Haniyeh made the comments during a speech delivered in Gaza City on the second anniversary of the prisoner swap between Hamas and Israel which saw 1,027 Palestinian prisoners freed in a deal for captured Israeli soldier Gilad Shalit.
In order to ensure the protection of Palestinian rights, "negotiations must stop and the Oslo approach must be ignored. Political forces must together find a new national strategy adopting diverse visions and means," he continued.
"To confront any dangers or possible compromises emerging from negotiations," added Haniyeh, "Palestinian factions and dignitaries should get together and build a Palestinian national strategy."
This strategy, Haniyeh said, must include all possible options including armed resistance and popular resistance in addition to political and diplomatic means including academic and diplomatic divestment using all regional and international platforms.
Haniyeh also reiterated that his movement remained committed to reconciliation with the Fatah-led Palestinian Authority on the basis of the agreements reached through Cairo dialogue.
Any regional scenario or plan related to the Gaza Strip which "is not based in the realities and the specific nature of liberation issues in Palestine will fail," said Haniyeh.
It is realistic from a political point of view, added Haniyeh, to point out that disagreements in the Palestinian arena cannot be denied or ignored. Despite that, we should not go on with our disagreements or continue to take things to unknown ends, "especially as some believe they can reproduce the plans taking place in the region in Gaza."
"However, we hereby draw attention to the fact that any scenario that is unrealistic and not taking into account the privacy of the liberation path will fail. Such a scenario can never penetrate the resisting and unbreakable Palestinian arena which will remain tough in the face of occupation and chaos."
Haniyeh asserted that the Hamas movement would continue to extend a hand to an agreement to end the state of disagreement and to restructure the Palestine Liberation Organization on democratic and nationalistic grounds.
This, according to Haniyeh, will create real reconciliation, unite the Palestinian institutions and correct the Palestinian political and national path leading eventually to one, united government in the West Bank and the Gaza Strip once again.
The Hamas PM reiterated that his government would not accept any external intervention in the internal affairs of Arab and Islamic states, and that Hamas will also oppose any hostilities initiated by outside powers against any Arab or Islamic country.
Commenting on media outlets which have argued that Hamas is facing a severe crisis in light of the ongoing changes and troubles in the region, particularly the recent developments in Egypt, Haniyeh responded that these outlets were leading a "hectic" campaign against Hamas that was based on the dissemination of prophecies and illusions, and not facts on the ground.
The campaigns trying to tell that Hamas has lost its allies and political ties, he argued, are "sheer lies and illusions."
Those who disseminate such fabrications wish to see Hamas in such a situation, he continued, "but the truth is completely different, as the movement is still united in its political decisions, views and approach to all issues and events both in Palestine and in the region."

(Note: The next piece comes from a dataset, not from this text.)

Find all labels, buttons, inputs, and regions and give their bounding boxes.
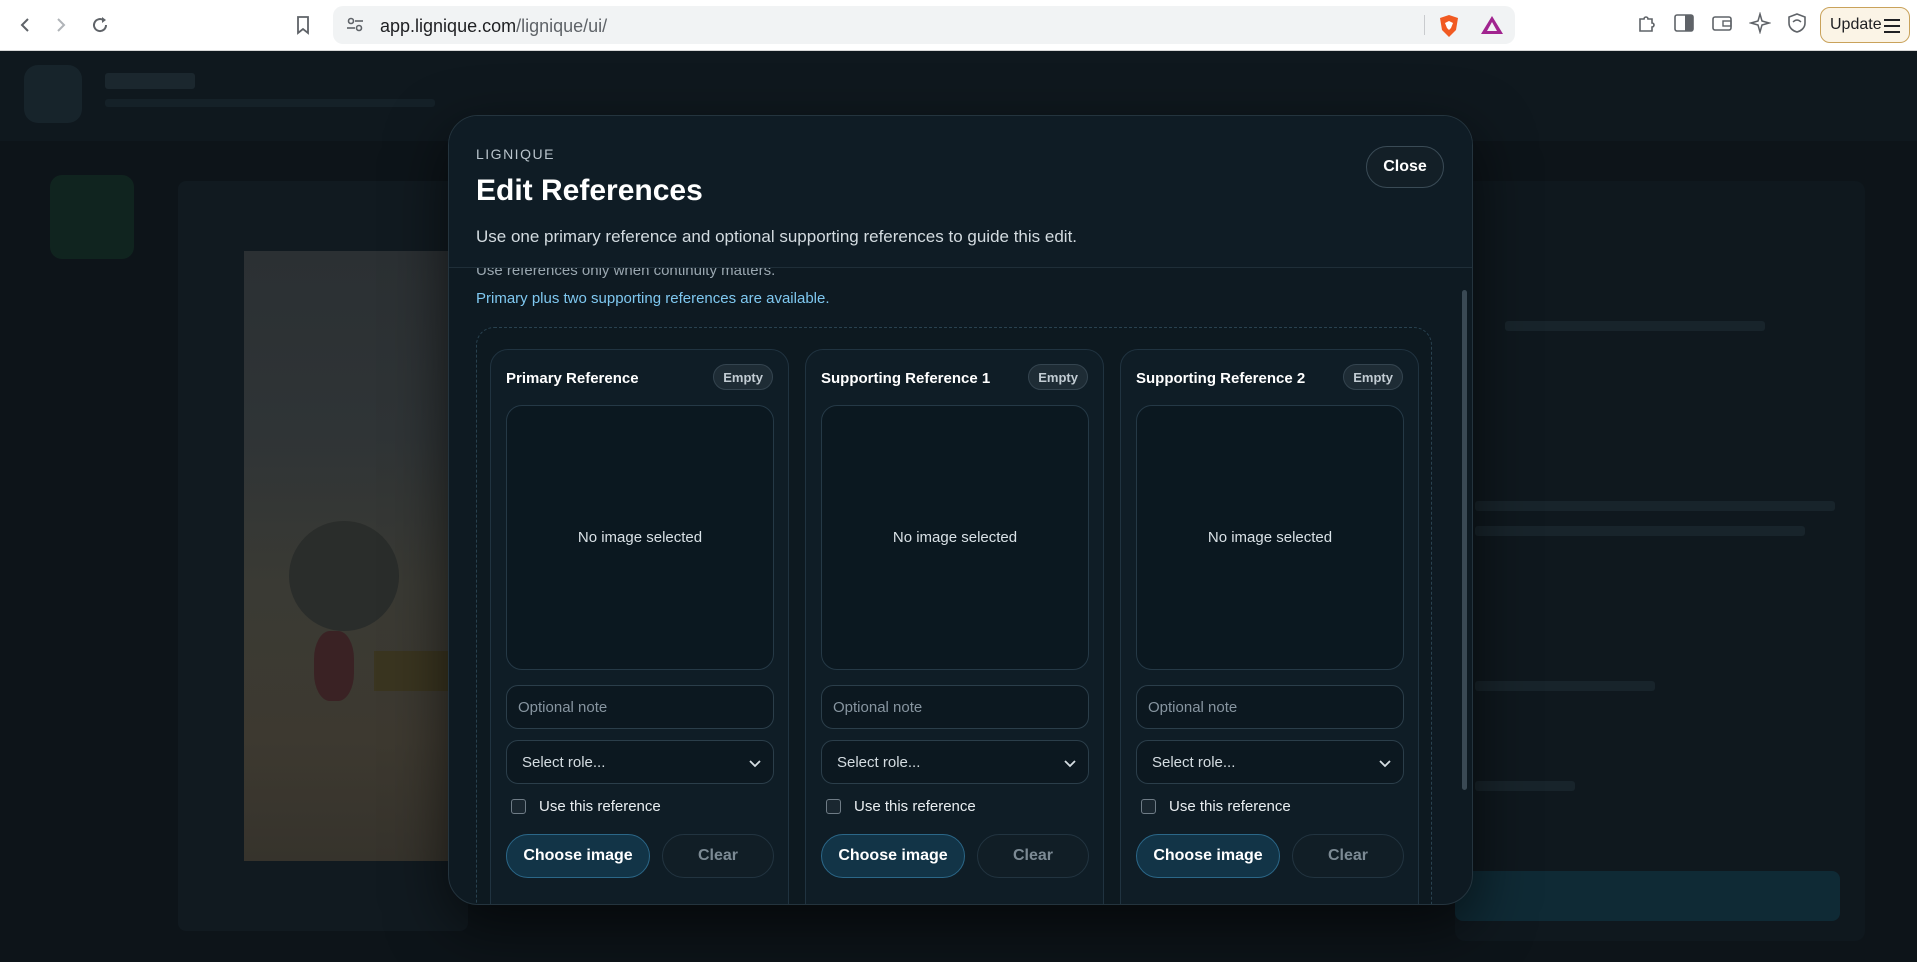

"Hamas doesn't flatter anybody, nor does the movement beg, show regret or apologize about its honorable positions just to please any side. Hamas does not feel it is experiencing a crisis, and so it will not pay any toll so as to end that crisis."

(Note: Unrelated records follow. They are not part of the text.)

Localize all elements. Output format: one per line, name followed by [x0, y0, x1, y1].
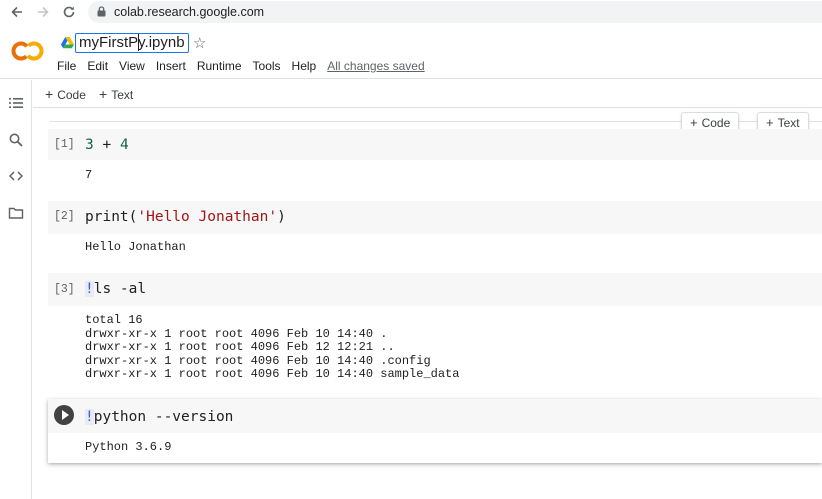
text-cursor — [138, 34, 139, 51]
plus-icon: + — [99, 86, 108, 102]
plus-icon: + — [690, 115, 698, 130]
code-editor[interactable]: print('Hello Jonathan') — [85, 209, 286, 225]
execution-count: [2] — [54, 210, 75, 223]
drive-icon — [61, 37, 74, 49]
execution-count: [1] — [54, 138, 75, 151]
cell-output: 7 — [85, 168, 93, 182]
code-snippets-icon[interactable] — [8, 168, 24, 184]
back-icon[interactable] — [9, 4, 25, 20]
plus-icon: + — [766, 115, 774, 130]
star-icon[interactable]: ☆ — [193, 34, 206, 52]
code-cell[interactable] — [48, 273, 822, 306]
colab-logo-icon[interactable] — [10, 38, 46, 64]
folder-icon[interactable] — [8, 205, 24, 221]
output-line: total 16 — [85, 313, 143, 327]
menu-edit[interactable]: Edit — [87, 59, 108, 73]
menu-help[interactable]: Help — [292, 59, 317, 73]
left-sidebar — [0, 80, 32, 499]
menu-runtime[interactable]: Runtime — [197, 59, 242, 73]
code-editor[interactable]: !ls -al — [85, 281, 146, 297]
table-of-contents-icon[interactable] — [8, 95, 24, 111]
cell-toolbar: + Code + Text — [33, 80, 822, 108]
reload-icon[interactable] — [61, 4, 77, 20]
menu-bar: File Edit View Insert Runtime Tools Help… — [57, 59, 436, 73]
code-editor[interactable]: !python --version — [85, 409, 233, 425]
run-cell-button[interactable] — [54, 405, 74, 425]
output-line: drwxr-xr-x 1 root root 4096 Feb 10 14:40… — [85, 326, 388, 341]
output-line: drwxr-xr-x 1 root root 4096 Feb 10 14:40… — [85, 367, 460, 381]
lock-icon — [97, 6, 106, 17]
browser-toolbar: colab.research.google.com — [0, 0, 822, 25]
output-line: drwxr-xr-x 1 root root 4096 Feb 10 14:40… — [85, 353, 431, 368]
menu-view[interactable]: View — [119, 59, 145, 73]
cell-output: total 16 drwxr-xr-x 1 root root 4096 Feb … — [85, 313, 460, 382]
add-text-cell-button[interactable]: + Text — [99, 86, 133, 102]
search-icon[interactable] — [8, 132, 24, 148]
forward-icon[interactable] — [35, 4, 51, 20]
notebook-title-input[interactable]: myFirstPy.ipynb — [75, 33, 189, 53]
menu-insert[interactable]: Insert — [156, 59, 186, 73]
code-editor[interactable]: 3 + 4 — [85, 137, 129, 153]
execution-count: [3] — [54, 283, 75, 296]
cell-output: Python 3.6.9 — [85, 440, 172, 454]
add-code-cell-button[interactable]: + Code — [45, 86, 86, 102]
menu-file[interactable]: File — [57, 59, 76, 73]
menu-tools[interactable]: Tools — [253, 59, 281, 73]
save-status-link[interactable]: All changes saved — [327, 59, 424, 73]
output-line: drwxr-xr-x 1 root root 4096 Feb 12 12:21… — [85, 340, 395, 354]
cell-output: Hello Jonathan — [85, 240, 186, 254]
url-text[interactable]: colab.research.google.com — [114, 5, 264, 19]
plus-icon: + — [45, 86, 54, 102]
code-cell[interactable] — [48, 129, 822, 160]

The Gaza Strip has been under a severe economic blockade imposed by the State of Israel since 2007. The blockade was imposed following the victory of Hamas in the 2006 Palestinian elections and the subsequent 2007 clashes between Fatah and Hamas, which left Hamas in control of the Strip and Fatah in control of the West Bank.
The blockade has severely limited the imports and exports of the Gaza Strip and has led to frequent humanitarian crises and hardship for Gazans.